Because Stephen, the discussion isn't about the Babcock issues beyond what you outlined. You already named a bunch more after I pointed out a bunch were missing in your original post, and I don't care to rehash every problem with Babcock. The discussion is about the Babcock issue that was brought up in your original post, because you boiled the issue down to fans just wanting "glamourous numbers", when that is not true at all.
Due to a huge influx of talent, including some of the best young players in the entire cap era, not Babcock. There's nothing to support attributing their quality to Babcock, especially when Babcock without them was the worst in the league, and Keefe with them was immediately significantly better.
Player utilization that wasn't supported by anything and actively hurt the team, not just "unpopular with me". That's a great example of attempting to downplay the issue, just like calling toxic, inappropriate behaviour from Babcock just a "difficult personality".

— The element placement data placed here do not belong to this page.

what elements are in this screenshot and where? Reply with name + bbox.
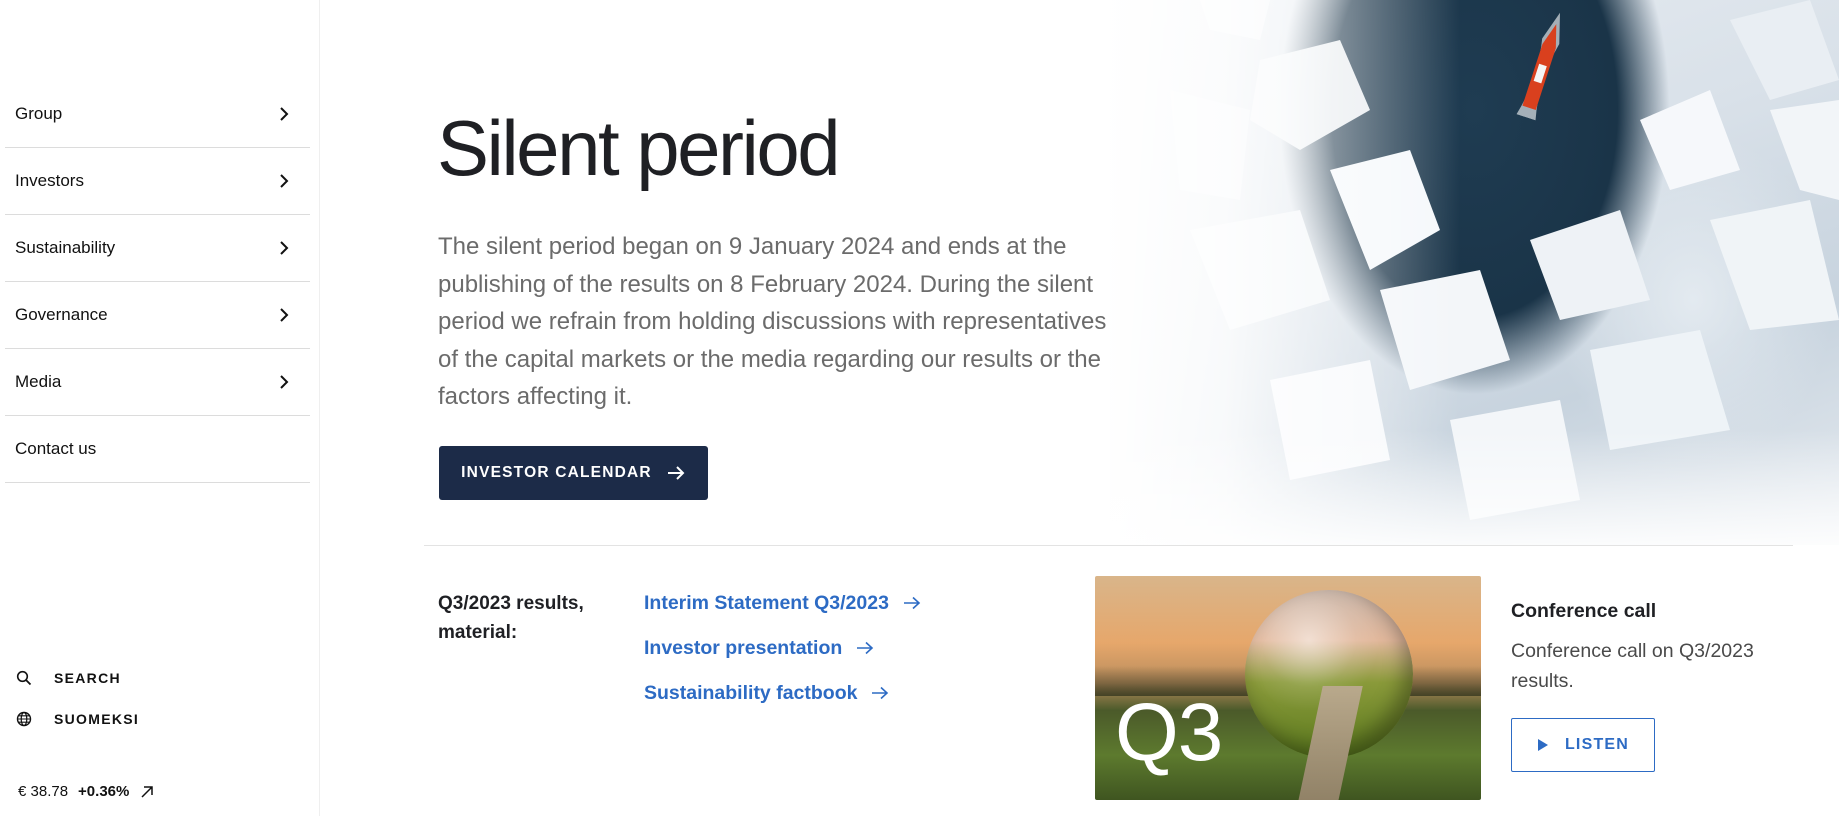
sidebar-item-media[interactable]: Media	[5, 349, 310, 416]
sidebar-item-label: Media	[15, 372, 62, 391]
sidebar-item-sustainability[interactable]: Sustainability	[5, 215, 310, 282]
page-title: Silent period	[437, 104, 841, 192]
link-label: Investor presentation	[644, 636, 843, 659]
stock-price: € 38.78	[18, 783, 69, 800]
play-icon	[1537, 738, 1549, 752]
globe-icon	[15, 710, 33, 728]
link-label: Interim Statement Q3/2023	[644, 591, 889, 614]
stock-ticker: € 38.78 +0.36%	[18, 783, 155, 800]
chevron-right-icon	[276, 173, 292, 189]
sidebar-utilities: SEARCH SUOMEKSI	[15, 668, 139, 750]
search-label: SEARCH	[54, 670, 121, 686]
sidebar-item-label: Sustainability	[15, 238, 116, 257]
interim-statement-link[interactable]: Interim Statement Q3/2023	[644, 590, 921, 616]
search-icon	[15, 669, 33, 687]
chevron-right-icon	[276, 374, 292, 390]
external-arrow-icon[interactable]	[139, 784, 155, 800]
q3-results-image: Q3	[1095, 576, 1481, 800]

Again, no. You can't attribute the record from the entire season to whatever you want. Last season was horrible under Babcock, and amazing under Keefe, in both the record and underlying metrics, with the same roster, despite more injuries and worse goaltending. It doesn't get much more obvious than that.
Our improvement over that season is a lot more than what 7 points represents, which is quite obvious when you evaluate teams in better ways than looking at how many overall points they got. The previous 105 point season was built on great health, unbelievable goaltending (most notably a fluke from our old, journeyman backup), and an unsustainable shootout record - none of which we had this year.
That's not even close to true.
I apply the same criteria to everybody. I look at what Keefe himself does, and why.